- File: prim_ram_1p_scr.sv
Copyright lowRISC contributors. Licensed under the Apache License, Version 2.0, see LICENSE for details. SPDX-License-Identifier: Apache-2.0
This is a draft implementation of a low-latency memory scrambling mechanism.
The module is implemented as a primitive, in the same spirit as similar prim_ram_1p_adv wrappers. Hence, it can be conveniently instantiated by comportable IPs (such as OTBN) or in top_earlgrey for the main system memory.

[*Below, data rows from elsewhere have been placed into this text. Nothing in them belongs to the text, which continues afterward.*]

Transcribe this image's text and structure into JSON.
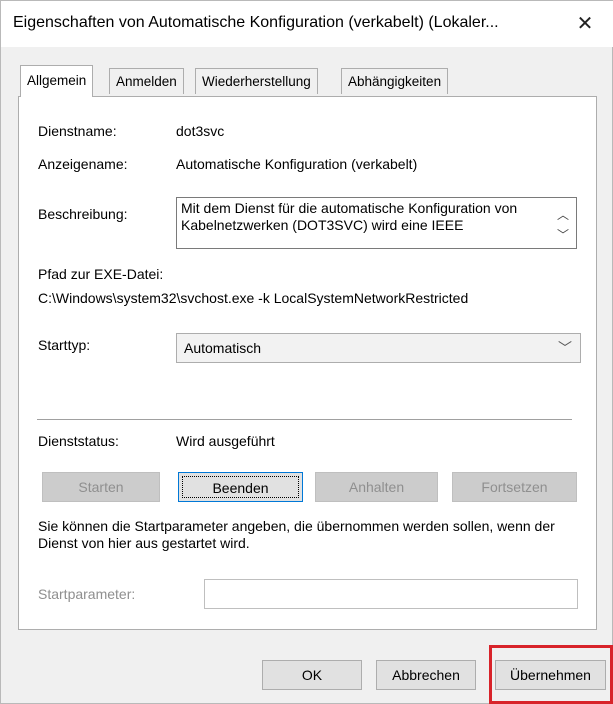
{
  "window": {
    "title": "Eigenschaften von Automatische Konfiguration (verkabelt) (Lokaler...",
    "close_glyph": "✕"
  },
  "tabs": [
    {
      "label": "Allgemein",
      "active": true
    },
    {
      "label": "Anmelden",
      "active": false
    },
    {
      "label": "Wiederherstellung",
      "active": false
    },
    {
      "label": "Abhängigkeiten",
      "active": false
    }
  ],
  "general": {
    "service_name_label": "Dienstname:",
    "service_name_value": "dot3svc",
    "display_name_label": "Anzeigename:",
    "display_name_value": "Automatische Konfiguration (verkabelt)",
    "description_label": "Beschreibung:",
    "description_value": "Mit dem Dienst für die automatische Konfiguration von Kabelnetzwerken (DOT3SVC) wird eine IEEE",
    "path_label": "Pfad zur EXE-Datei:",
    "path_value": "C:\\Windows\\system32\\svchost.exe -k LocalSystemNetworkRestricted",
    "starttype_label": "Starttyp:",
    "starttype_value": "Automatisch",
    "status_label": "Dienststatus:",
    "status_value": "Wird ausgeführt",
    "buttons": {
      "start": "Starten",
      "stop": "Beenden",
      "pause": "Anhalten",
      "resume": "Fortsetzen"
    },
    "param_hint": "Sie können die Startparameter angeben, die übernommen werden sollen, wenn der Dienst von hier aus gestartet wird.",
    "param_label": "Startparameter:",
    "param_value": ""
  },
  "footer": {
    "ok": "OK",
    "cancel": "Abbrechen",
    "apply": "Übernehmen"
  },
  "colors": {
    "highlight": "#d8232a",
    "focus": "#0078d7"
  }
}
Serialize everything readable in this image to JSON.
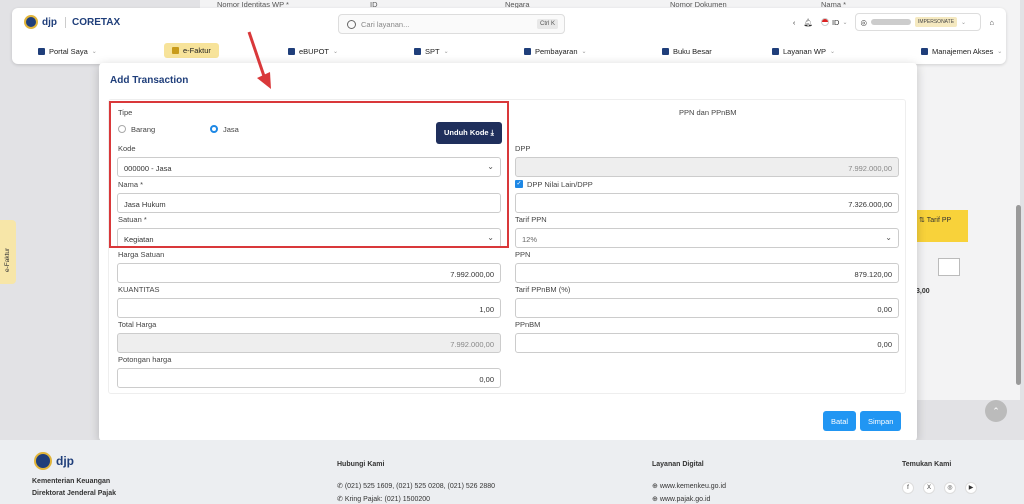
{
  "background": {
    "columns": [
      "Nomor Identitas WP *",
      "ID",
      "Negara",
      "Nomor Dokumen",
      "Nama *"
    ],
    "table_header": "Tarif PP",
    "table_value": "3,00"
  },
  "header": {
    "brand_djp": "djp",
    "brand_coretax": "CORETAX",
    "search_placeholder": "Cari layanan...",
    "search_kbd": "Ctrl K",
    "lang": "ID",
    "impersonate": "IMPERSONATE"
  },
  "menu": [
    {
      "label": "Portal Saya"
    },
    {
      "label": "e-Faktur"
    },
    {
      "label": "eBUPOT"
    },
    {
      "label": "SPT"
    },
    {
      "label": "Pembayaran"
    },
    {
      "label": "Buku Besar"
    },
    {
      "label": "Layanan WP"
    },
    {
      "label": "Manajemen Akses"
    }
  ],
  "side_tab": "e-Faktur",
  "modal": {
    "title": "Add Transaction",
    "tipe_label": "Tipe",
    "radio_barang": "Barang",
    "radio_jasa": "Jasa",
    "unduh_kode": "Unduh Kode",
    "kode_label": "Kode",
    "kode_value": "000000 - Jasa",
    "nama_label": "Nama *",
    "nama_value": "Jasa Hukum",
    "satuan_label": "Satuan *",
    "satuan_value": "Kegiatan",
    "harga_satuan_label": "Harga Satuan",
    "harga_satuan_value": "7.992.000,00",
    "kuantitas_label": "KUANTITAS",
    "kuantitas_value": "1,00",
    "total_harga_label": "Total Harga",
    "total_harga_value": "7.992.000,00",
    "potongan_label": "Potongan harga",
    "potongan_value": "0,00",
    "ppn_section": "PPN dan PPnBM",
    "dpp_label": "DPP",
    "dpp_value": "7.992.000,00",
    "dpp_nilai_lain_label": "DPP Nilai Lain/DPP",
    "dpp_nilai_lain_value": "7.326.000,00",
    "tarif_ppn_label": "Tarif PPN",
    "tarif_ppn_value": "12%",
    "ppn_label": "PPN",
    "ppn_value": "879.120,00",
    "tarif_ppnbm_label": "Tarif PPnBM (%)",
    "tarif_ppnbm_value": "0,00",
    "ppnbm_label": "PPnBM",
    "ppnbm_value": "0,00",
    "batal": "Batal",
    "simpan": "Simpan"
  },
  "footer": {
    "org1": "Kementerian Keuangan",
    "org2": "Direktorat Jenderal Pajak",
    "brand": "djp",
    "hubungi_title": "Hubungi Kami",
    "phone": "(021) 525 1609, (021) 525 0208, (021) 526 2880",
    "kring": "Kring Pajak: (021) 1500200",
    "layanan_title": "Layanan Digital",
    "web1": "www.kemenkeu.go.id",
    "web2": "www.pajak.go.id",
    "temukan_title": "Temukan Kami"
  },
  "colors": {
    "accent": "#2196f3",
    "navy": "#1f2f5c",
    "highlight": "#f7e39a",
    "annotation": "#d9383a"
  }
}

The currently implemented architecture uses a reduced-round PRINCE cipher primitive in CTR mode in order to (weakly) scramble the data written to the memory macro. Plain CTR mode does not diffuse the data since the keystream is just XOR'ed onto it, hence we also we perform byte-wise diffusion using a (shallow) substitution/permutation network layers in order to provide a limited avalanche effect within a byte.
In order to break the linear addressing space, the address is passed through a bijective scrambling function constructed using a (shallow) substitution/permutation and a nonce. Due to that nonce, the address mapping is not fully baked into RTL and can be changed at runtime as well.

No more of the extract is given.